Ken's Fare Deal And That Rating Agency Assessment

Rachel Holdsworth
By Rachel Holdsworth Last edited 76 months ago
Ken's Fare Deal And That Rating Agency Assessment

Yesterday's Evening Standard splashed with the news that rating agency Moody's had "damned" Ken Livingstone's plans to cut transport fares. The ES says the report, which came out in January, claims

Transport for London faces years of financial turmoil and even economic collapse if the cuts go ahead... Moody’s, which delivers verdicts on the financial health of organisations, is warning that any fall in TfL revenue could put its credit rating under pressure.

Yes and no. What the Standard has picked up on is Moody's' assessment (PDF) of what could cause TfL's credit rating to fall – and therefore raise the amount of interest it has to pay on loans:

TfL's rating could be lowered were it to take on a substantially higher financial burden in its financial projections, were the UK government to signal a clear dilution of its support for TfL or were TfL to under-perform persistently in meeting operational or financial goals.

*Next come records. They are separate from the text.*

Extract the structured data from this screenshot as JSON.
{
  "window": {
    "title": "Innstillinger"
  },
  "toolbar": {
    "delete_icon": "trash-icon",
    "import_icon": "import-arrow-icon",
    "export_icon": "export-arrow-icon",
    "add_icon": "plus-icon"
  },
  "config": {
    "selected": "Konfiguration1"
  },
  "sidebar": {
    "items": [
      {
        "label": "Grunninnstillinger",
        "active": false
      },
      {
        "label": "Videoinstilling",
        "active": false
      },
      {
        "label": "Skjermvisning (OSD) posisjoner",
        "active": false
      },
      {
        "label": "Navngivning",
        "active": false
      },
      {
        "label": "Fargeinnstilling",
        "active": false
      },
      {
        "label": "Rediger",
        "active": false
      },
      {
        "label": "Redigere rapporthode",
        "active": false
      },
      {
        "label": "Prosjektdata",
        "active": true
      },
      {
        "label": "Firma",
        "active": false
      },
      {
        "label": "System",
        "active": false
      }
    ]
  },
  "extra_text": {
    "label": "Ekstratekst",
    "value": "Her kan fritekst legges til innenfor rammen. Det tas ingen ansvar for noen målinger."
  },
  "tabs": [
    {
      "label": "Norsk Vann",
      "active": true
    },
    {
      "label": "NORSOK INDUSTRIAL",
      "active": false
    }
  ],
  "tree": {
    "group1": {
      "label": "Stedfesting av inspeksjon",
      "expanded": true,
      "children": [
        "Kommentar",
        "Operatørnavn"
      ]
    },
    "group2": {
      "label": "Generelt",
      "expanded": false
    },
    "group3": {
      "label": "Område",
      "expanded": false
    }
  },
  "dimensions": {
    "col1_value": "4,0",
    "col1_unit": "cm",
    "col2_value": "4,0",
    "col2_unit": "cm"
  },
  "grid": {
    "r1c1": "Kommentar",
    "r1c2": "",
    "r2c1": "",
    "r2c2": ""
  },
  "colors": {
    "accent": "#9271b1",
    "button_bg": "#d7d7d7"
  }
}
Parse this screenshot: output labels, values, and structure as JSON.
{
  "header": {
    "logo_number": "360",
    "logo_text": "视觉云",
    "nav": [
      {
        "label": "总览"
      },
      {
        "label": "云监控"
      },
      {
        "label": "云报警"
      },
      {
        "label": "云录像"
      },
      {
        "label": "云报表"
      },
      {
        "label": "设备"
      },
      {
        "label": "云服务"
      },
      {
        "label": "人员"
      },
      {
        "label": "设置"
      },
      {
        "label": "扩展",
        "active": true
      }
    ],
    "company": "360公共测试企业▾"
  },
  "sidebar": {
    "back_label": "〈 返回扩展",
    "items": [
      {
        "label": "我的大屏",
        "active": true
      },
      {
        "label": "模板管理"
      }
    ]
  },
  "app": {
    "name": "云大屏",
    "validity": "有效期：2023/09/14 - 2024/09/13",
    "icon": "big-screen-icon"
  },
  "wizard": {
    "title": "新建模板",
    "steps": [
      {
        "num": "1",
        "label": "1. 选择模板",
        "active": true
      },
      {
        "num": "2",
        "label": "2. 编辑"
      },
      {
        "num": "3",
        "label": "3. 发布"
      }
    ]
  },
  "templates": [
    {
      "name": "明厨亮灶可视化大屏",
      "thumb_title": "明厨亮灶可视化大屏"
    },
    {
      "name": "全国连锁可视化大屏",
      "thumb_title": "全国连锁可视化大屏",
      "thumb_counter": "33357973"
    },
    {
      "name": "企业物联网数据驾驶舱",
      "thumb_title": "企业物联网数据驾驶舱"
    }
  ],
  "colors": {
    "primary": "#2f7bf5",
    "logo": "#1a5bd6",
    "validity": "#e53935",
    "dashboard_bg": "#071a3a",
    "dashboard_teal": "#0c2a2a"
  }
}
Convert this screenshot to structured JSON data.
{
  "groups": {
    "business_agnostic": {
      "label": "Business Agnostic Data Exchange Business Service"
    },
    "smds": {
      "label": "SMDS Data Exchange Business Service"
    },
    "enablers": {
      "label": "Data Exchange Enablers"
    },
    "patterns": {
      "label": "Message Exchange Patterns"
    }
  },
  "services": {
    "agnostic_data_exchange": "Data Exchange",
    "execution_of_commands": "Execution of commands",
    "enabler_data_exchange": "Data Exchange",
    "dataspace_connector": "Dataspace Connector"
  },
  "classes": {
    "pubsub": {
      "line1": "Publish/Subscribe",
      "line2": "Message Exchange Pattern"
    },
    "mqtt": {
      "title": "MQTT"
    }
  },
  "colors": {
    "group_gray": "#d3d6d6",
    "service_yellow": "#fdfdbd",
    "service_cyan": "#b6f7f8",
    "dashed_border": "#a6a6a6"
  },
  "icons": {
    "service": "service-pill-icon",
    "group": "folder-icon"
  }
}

which is the same wording Moody's has used since it started reporting on TfL in 2008 (PDF). Moody's has not been "spooked", it's just repeated the same common sense line it's used for the last five years. TfL's debt is already rising: from £3.9bn in 2009 to £6.4bn in 2011, and with central government grants falling, TfL's business plan relies on fare revenues increasing. That can happen two ways: you put fares up, and/or you get more people travelling.

The ES goes on to quote Moody's saying:

TfL also functions in a highly politicised environment, which may affect the levels at which it may set fares

which comes from the preamble to a February report explaining the rationale behind their rating assessment. The rest of the text is paid for – we're not shelling out cash for it (maybe the ES did) but if we look back at the January credit report there's a section explaining that the "political environment of urban public transport" is why TfL is unlikely to ever get the same (top) rate of credit as the UK government.

Interestingly, Moody's credit report says TfL underspent by 8% in 2010/11 and that revenues are rising, so Ken's campaign are using the same report to back their fare rise oops cut plans.

London's Chamber of Commerce and Industry also recently published its list of wants from the next Mayor: on transport (PDF) they want investment in infrastructure prioritised over low fares. On this issue, business backs Boris.